Глава вторая. КОГТИ ЯГУАРА


   И Мотылек все-таки пришла к отцу.
   С перекошенным смуглым лицом, с ниспадающими на плечи прямыми черными волосами, с горящими гневом глазами, она чем-то напоминала ягуара, готового защищать свое логово.
   Она легко поднималась по высоким ступеням пирамиды, которые доставали ей до бедра.
   Жрецы в черных хламидах, не позволявшие ей взойти на пирамиду в день принесения в жертву ее Топельцина, сейчас молча наблюдали за ней, стоя, как изваяния, через каждые пять ступеней.
   Только раз оглянулась Шочикетсаль на дворец владыки, где обитали белые боги, и рот ее искривился, обнажив острые зубы.
   Великий Жрец Змея Людей вышел к ней навстречу. Искусно сделанная из его пропитанных кровью волос прическа в виде змеи с раскрытой пастью чем-то напоминала лицо разъяренной женщины.
   Поднимаясь, Шочикетсаль снова и снова переживала оскорбительную сцену последнего свидания с Топельцином.
   Да полно! С Топельцином ли?
   Не было большего счастья, чем снова обрести погибшего возлюбленного. Мотылек слишком хорошо помнила встречу в сельве: протянутые к ней руки, ласковые слова и любимые ею голубые глаза, которые когда-то закрылись навек и вдруг теперь с прежней нежностью вновь смотрели на нее.
   Но как ни была счастлива в тот миг Мотылек, она оставалась дочерью своего первобытного зоркого народа, чуткой ко всякой опасности.
   Даже в минуту безудержного счастья заметила Шочикетсаль белую богиню, которая отвернулась, чтобы скрыть рыдания.

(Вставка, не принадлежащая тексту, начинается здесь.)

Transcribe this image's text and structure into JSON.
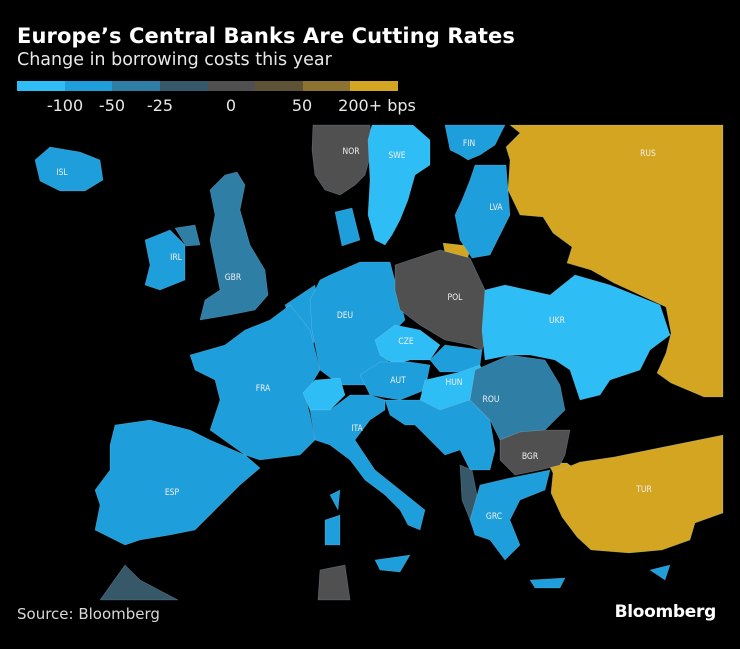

   Мотылек ничем не выдала себя ни тогда, ни позднее.
   Топельцин, даже став белым богом Кетсалькоатлем, не сумел все прочесть в ее сердце. Да, может быть, и она сама не до конца понимала себя. Но где-то в самом далеком тайнике ее сердца шевельнулась тревога.
   Женщина всегда раньше мужчины разгадает соперницу, даже если это богиня.
   Богиня справилась с собой, но только справилась! Мотылек отлично поняла это, потому что от нее не ускользал ни один взгляд Эры, украдкой брошенный на Кетсалькоатля.